Modern robotic systems are very complex and need to be tested in simulations with detailed sensor noise models to effectively verify robotic behavior. Depth imagery in particular comes with significant noise in the form of scene-dependent pixel-wise dropouts and distortions. Unfortunately, many depth camera simulations contain limited noise models, or can only support generating realistic depth images of simple scenes, which limits their usefulness in effectively testing perception algorithms. We propose a data driven approach to generate more realistic noise for complex simulated environments by using a convolutional neural network (CNN) to predict which pixels of a simulated noise-free depth image will not have returns (no-depth-return pixels, or NDP). We choose to focus on NDP here, as these dropouts are the most common and dramatic form of depth image noise. To train this network, we use reconstructed real-world scenes from the Label Fusion dataset to provide ground truth depth for each noisy depth image used to scan the scene.

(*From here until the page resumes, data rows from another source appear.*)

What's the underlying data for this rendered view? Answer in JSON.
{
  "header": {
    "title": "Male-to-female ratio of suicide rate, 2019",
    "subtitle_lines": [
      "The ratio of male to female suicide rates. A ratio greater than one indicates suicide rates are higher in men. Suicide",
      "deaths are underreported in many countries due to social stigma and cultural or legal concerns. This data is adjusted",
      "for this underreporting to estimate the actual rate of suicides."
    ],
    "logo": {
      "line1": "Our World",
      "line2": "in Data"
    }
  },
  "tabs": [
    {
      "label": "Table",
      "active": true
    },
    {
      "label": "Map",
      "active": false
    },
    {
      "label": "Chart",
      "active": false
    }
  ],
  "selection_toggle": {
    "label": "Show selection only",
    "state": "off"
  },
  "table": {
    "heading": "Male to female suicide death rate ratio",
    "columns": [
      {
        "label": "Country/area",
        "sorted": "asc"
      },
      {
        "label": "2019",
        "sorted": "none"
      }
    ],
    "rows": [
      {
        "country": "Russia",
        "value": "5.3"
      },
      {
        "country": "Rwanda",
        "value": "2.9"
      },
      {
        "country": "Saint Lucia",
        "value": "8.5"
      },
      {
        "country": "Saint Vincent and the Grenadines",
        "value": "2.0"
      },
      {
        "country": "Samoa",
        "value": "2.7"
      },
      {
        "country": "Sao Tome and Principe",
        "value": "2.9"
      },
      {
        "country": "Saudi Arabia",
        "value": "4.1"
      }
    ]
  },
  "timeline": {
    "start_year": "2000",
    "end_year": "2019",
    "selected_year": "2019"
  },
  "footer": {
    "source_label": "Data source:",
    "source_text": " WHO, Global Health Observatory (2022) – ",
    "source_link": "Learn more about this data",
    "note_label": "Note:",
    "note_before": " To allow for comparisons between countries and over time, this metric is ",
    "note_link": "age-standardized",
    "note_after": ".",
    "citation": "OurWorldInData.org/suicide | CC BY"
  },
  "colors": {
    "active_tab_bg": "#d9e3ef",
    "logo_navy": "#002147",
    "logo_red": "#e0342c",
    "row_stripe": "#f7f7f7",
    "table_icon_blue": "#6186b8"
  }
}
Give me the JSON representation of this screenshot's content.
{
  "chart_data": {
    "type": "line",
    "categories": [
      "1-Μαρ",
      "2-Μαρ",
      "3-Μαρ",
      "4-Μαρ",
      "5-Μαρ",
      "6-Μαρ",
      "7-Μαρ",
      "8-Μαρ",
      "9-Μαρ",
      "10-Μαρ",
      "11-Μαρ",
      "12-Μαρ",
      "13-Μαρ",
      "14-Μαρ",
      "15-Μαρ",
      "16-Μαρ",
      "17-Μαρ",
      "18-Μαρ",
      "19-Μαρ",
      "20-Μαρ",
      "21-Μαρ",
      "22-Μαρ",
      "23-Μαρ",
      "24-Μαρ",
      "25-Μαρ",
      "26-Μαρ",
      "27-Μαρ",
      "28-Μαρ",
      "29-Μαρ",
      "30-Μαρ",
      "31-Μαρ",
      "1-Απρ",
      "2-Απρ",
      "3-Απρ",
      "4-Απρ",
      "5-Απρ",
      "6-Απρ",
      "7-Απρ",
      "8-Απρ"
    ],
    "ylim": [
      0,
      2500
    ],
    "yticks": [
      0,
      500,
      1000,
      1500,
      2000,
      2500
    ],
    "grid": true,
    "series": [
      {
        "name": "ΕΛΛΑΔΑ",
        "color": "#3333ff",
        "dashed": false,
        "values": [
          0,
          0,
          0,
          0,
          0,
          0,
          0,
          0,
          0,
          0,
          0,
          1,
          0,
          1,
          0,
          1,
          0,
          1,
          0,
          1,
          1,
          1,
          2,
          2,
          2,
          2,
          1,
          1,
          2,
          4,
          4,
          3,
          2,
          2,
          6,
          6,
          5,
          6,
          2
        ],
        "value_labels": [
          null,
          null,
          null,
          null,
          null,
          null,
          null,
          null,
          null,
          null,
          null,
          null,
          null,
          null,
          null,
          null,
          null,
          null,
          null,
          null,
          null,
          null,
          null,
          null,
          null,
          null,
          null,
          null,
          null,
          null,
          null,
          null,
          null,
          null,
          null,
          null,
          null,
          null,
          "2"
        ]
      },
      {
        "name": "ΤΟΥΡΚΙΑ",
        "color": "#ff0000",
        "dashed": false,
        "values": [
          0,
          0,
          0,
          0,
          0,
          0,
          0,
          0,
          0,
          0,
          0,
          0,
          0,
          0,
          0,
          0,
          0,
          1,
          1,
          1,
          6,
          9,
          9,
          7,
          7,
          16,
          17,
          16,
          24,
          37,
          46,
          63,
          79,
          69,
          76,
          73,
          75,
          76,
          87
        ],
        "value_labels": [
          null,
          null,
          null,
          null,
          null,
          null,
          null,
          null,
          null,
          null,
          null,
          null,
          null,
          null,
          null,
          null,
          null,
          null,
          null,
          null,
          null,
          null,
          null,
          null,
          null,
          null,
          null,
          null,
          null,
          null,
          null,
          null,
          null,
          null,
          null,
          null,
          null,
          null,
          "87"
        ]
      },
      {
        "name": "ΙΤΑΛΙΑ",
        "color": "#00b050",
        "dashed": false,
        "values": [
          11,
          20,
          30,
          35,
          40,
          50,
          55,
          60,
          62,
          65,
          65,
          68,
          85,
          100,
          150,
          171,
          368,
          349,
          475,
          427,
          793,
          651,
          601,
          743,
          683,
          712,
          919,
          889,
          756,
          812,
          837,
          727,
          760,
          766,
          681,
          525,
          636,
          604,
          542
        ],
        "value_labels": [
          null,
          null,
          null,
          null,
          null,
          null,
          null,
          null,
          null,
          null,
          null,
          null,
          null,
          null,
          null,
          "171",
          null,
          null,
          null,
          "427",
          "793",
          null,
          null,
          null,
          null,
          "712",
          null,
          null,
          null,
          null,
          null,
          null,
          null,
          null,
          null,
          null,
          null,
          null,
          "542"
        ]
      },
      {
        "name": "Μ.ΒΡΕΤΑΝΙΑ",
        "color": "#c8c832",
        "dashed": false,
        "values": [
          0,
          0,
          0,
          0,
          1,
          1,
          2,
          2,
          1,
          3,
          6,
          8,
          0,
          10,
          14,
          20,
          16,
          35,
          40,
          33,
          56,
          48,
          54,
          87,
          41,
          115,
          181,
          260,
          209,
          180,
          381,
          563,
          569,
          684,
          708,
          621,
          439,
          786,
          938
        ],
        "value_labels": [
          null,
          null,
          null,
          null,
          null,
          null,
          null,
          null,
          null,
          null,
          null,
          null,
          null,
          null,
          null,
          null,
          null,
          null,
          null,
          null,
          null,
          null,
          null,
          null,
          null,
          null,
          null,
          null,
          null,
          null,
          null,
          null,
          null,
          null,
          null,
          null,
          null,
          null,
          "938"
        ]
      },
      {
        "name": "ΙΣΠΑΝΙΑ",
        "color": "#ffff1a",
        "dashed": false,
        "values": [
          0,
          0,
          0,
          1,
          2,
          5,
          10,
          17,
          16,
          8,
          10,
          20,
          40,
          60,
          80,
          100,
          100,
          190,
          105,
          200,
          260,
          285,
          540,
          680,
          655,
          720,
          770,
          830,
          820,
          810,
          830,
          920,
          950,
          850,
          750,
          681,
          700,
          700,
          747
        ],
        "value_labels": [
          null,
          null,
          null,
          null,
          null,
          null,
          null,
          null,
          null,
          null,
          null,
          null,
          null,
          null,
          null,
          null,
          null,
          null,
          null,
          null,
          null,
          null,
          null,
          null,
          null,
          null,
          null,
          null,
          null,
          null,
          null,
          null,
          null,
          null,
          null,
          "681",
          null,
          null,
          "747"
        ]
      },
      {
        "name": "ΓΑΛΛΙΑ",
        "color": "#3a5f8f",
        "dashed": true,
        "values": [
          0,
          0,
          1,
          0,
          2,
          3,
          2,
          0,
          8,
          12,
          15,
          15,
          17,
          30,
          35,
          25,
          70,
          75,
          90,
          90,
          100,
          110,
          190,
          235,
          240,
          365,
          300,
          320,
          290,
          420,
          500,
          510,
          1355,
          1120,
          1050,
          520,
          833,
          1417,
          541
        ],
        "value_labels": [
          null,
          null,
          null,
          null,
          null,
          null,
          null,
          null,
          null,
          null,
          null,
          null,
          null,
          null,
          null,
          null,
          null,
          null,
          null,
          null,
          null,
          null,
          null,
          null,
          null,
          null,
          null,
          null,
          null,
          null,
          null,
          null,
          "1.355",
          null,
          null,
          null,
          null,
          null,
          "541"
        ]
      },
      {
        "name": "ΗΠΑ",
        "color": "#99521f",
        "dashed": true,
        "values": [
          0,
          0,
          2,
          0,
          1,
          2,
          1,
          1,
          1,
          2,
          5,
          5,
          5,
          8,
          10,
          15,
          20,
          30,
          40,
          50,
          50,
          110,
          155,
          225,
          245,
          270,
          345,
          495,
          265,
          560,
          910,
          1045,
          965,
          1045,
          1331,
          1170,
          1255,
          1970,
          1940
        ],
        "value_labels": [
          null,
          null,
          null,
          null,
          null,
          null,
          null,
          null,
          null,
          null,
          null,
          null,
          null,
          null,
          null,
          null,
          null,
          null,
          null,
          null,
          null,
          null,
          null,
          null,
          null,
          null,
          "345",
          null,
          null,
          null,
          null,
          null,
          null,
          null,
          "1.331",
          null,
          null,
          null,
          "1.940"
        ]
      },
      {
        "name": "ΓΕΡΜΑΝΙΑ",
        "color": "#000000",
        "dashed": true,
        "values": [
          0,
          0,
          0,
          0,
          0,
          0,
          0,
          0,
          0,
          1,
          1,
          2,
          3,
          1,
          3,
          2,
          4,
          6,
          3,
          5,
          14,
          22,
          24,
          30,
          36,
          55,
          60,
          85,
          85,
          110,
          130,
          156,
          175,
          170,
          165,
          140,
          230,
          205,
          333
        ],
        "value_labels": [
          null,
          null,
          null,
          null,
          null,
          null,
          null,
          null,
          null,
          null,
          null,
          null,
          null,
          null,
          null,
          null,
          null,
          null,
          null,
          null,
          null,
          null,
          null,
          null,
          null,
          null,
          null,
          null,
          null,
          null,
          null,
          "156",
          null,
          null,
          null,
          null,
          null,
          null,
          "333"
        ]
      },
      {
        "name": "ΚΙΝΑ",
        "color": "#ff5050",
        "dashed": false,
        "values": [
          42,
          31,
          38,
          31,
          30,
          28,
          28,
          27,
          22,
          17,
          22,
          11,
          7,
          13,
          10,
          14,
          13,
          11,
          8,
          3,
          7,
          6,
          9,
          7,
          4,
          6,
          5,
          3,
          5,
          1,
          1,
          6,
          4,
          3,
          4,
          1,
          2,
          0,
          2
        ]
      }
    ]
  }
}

We use the resulting noise-free and noisy depth image pairs as labeled examples and train the network to predict which pixels of the noise-free image will be NDP. When used to post-process a simulation of a depth sensor, this system produces realistic depth images, even in cluttered scenes. To demonstrate that our approach successfully closes the reality gap for depth imagery, we show that the popular ICP algorithm for object pose estimation fails more realistically on our CNN-corrupted simulated depth images than on uncorrupted depth images and unsupervised domain adaptation baselines.